NASA revises down giant asteroid threat
Updated
NASA says there are fewer giant asteroids in space than once thought and most of the biggest near-Earth asteroids have been found, leaving little threat of one smashing into the planet.
The latest data from the US space agency's Wide-field Infrared Survey Explorer, or WISE telescope, shows 93 per cent of asteroids one kilometre and larger have been found.
Scientists used to think there were about 1,000 of them, but they have revised that number down to 981, of which 911 have been located and are being tracked.
"The risk of a really large asteroid impacting the Earth before we could find and warn of it has been substantially reduced," said Tim Spahr, the director of the Minor Planet Centre at the Harvard-Smithsonian Centre for Astrophysics in Cambridge, Massachusetts.

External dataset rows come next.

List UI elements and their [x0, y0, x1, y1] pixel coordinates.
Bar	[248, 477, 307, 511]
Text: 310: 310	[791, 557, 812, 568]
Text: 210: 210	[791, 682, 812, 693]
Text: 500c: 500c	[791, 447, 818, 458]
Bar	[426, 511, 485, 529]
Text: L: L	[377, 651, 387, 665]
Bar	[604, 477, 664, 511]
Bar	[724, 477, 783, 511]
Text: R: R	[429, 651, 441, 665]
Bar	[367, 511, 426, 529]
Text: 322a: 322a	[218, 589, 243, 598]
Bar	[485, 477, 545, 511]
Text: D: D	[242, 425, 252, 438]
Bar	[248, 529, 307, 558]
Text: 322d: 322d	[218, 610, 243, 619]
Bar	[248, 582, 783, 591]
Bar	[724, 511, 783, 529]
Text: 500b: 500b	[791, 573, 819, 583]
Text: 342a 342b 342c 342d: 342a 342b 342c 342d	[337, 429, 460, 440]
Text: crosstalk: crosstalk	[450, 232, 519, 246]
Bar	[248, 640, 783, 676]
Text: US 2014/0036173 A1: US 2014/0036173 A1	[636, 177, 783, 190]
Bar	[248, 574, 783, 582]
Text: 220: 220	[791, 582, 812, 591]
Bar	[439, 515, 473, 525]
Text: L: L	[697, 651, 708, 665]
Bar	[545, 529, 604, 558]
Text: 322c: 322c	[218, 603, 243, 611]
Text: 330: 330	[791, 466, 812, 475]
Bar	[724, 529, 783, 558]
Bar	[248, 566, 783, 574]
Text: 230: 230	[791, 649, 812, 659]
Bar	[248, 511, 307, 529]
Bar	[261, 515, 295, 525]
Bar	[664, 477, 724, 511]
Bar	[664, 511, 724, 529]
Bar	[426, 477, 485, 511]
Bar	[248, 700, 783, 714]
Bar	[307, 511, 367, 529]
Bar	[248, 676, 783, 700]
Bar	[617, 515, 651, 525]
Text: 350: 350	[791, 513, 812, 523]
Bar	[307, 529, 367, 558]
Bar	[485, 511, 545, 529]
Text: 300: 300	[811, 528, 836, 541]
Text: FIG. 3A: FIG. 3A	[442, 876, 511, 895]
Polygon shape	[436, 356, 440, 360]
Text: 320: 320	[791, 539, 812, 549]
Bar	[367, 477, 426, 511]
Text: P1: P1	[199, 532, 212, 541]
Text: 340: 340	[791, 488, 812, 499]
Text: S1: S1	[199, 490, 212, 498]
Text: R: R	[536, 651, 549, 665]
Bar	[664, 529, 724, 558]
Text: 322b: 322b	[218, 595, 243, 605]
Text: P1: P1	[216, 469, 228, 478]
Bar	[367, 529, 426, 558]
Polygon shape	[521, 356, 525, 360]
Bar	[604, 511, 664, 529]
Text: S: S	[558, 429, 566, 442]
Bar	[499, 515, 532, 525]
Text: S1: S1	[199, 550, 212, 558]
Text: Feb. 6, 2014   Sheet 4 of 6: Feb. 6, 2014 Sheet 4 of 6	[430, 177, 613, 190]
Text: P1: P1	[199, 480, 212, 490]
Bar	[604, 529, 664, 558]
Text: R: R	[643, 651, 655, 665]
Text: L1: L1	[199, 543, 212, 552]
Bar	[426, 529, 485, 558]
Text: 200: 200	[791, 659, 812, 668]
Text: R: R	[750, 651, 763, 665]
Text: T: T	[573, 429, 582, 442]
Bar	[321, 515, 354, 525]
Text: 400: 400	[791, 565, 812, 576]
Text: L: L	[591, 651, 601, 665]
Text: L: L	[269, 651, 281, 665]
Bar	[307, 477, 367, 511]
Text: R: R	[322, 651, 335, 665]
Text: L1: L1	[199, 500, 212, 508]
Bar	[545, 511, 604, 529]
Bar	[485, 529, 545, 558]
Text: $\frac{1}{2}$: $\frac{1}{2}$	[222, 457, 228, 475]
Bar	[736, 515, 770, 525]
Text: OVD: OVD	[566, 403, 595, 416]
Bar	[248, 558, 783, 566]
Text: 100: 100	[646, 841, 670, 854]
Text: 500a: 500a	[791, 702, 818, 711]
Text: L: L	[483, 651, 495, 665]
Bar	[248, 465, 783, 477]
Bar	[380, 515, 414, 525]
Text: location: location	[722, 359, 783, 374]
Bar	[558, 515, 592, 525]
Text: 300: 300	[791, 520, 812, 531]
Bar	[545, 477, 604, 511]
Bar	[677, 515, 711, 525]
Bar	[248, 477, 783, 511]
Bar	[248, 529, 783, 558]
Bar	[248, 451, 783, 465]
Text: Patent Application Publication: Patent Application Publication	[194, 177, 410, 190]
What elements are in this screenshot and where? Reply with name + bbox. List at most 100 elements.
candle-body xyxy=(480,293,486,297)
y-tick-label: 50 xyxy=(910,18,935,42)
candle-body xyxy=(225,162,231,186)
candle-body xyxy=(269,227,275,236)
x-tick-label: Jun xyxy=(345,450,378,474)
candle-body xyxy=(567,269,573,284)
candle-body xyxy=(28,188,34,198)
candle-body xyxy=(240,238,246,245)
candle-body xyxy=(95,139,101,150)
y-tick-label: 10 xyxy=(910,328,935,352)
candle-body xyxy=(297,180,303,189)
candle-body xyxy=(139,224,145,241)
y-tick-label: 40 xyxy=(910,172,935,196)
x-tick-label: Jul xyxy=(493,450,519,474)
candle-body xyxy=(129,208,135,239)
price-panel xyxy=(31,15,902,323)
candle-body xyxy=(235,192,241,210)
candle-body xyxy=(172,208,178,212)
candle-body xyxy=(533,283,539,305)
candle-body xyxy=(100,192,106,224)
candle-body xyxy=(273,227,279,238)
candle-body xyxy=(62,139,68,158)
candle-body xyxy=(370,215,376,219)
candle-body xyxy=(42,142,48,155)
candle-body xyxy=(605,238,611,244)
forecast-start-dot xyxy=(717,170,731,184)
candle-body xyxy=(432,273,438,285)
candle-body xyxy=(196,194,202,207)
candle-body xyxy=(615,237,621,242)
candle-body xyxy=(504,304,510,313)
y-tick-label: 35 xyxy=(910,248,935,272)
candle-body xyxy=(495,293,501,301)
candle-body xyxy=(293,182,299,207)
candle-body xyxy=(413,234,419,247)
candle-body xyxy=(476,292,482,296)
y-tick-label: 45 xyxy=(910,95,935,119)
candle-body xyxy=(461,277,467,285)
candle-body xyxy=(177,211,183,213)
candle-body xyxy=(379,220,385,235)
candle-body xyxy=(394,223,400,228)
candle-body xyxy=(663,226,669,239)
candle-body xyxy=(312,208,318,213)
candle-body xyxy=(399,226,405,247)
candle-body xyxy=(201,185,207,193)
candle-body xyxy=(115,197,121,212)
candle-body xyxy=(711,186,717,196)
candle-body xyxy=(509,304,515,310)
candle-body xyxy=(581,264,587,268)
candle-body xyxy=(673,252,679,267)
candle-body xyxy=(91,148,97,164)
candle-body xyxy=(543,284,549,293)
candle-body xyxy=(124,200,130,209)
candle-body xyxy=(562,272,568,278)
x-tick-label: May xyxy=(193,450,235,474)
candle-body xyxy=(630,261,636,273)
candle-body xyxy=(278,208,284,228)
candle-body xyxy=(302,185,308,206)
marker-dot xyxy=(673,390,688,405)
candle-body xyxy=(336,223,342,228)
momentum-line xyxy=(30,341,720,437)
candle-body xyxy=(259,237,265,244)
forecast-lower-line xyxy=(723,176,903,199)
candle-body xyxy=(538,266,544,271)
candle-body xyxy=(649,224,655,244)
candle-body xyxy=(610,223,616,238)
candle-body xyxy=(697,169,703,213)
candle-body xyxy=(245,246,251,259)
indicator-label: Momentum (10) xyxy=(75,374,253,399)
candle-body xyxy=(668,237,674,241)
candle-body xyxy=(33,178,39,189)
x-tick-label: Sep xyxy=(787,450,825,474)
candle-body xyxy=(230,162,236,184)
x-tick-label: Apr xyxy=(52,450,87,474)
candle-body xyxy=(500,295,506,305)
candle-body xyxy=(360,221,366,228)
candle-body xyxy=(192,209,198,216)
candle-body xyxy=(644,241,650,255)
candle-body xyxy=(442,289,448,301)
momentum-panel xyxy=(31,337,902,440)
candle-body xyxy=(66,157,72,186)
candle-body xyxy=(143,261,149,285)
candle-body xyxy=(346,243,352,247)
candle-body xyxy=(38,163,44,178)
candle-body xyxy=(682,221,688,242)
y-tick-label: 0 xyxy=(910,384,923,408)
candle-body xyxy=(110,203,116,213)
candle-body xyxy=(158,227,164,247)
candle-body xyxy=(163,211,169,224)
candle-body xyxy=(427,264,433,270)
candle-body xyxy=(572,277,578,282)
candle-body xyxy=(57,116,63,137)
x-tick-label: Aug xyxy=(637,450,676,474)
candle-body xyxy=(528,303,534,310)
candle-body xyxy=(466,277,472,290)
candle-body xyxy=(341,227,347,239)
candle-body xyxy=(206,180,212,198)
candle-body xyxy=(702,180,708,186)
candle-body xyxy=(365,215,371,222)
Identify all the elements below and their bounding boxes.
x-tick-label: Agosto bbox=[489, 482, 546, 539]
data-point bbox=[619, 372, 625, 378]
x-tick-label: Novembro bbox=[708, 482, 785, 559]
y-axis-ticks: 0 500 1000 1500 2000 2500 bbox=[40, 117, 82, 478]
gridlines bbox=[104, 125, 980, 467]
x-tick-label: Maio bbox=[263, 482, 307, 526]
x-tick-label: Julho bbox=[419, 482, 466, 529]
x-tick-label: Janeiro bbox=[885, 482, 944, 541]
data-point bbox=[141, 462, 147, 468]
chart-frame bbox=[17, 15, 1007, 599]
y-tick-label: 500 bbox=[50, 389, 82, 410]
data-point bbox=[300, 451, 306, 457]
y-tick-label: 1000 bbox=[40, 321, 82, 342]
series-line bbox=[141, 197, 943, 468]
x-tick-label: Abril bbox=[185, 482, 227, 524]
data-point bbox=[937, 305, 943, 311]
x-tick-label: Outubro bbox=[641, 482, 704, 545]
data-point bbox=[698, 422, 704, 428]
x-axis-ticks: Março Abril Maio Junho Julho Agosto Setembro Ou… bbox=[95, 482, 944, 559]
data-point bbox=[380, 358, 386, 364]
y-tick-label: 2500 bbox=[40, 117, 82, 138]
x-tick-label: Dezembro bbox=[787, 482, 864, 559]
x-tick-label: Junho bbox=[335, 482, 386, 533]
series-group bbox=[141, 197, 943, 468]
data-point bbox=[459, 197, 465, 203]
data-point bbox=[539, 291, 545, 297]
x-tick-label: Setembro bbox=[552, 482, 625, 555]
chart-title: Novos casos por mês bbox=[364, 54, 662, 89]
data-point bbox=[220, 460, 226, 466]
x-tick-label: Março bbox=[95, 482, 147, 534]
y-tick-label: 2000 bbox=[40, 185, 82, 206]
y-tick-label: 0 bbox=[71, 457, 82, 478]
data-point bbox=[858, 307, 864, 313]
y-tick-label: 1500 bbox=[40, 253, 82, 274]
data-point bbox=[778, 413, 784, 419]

Where the challenge remains is with mid-sized near-Earth asteroids that are 100 metres and larger.
The WISE data shows there are about 19,500 - not 35,000 as previous data suggested - and that only 5,200 of these are being tracked.
That leaves nearly 15,000 yet to be found.
A near-Earth asteroid is defined as a space rock that orbits within 195 million kilometres of the sun into Earth's orbital vicinity.
Amy Mainzer, the lead author of the latest research which appears in the Astrophysical Journal, said WISE has given astronomers a better sense of what is out there, and what is not.
"It's like a population census, where you poll a small group of people to draw conclusions about the entire country," she said.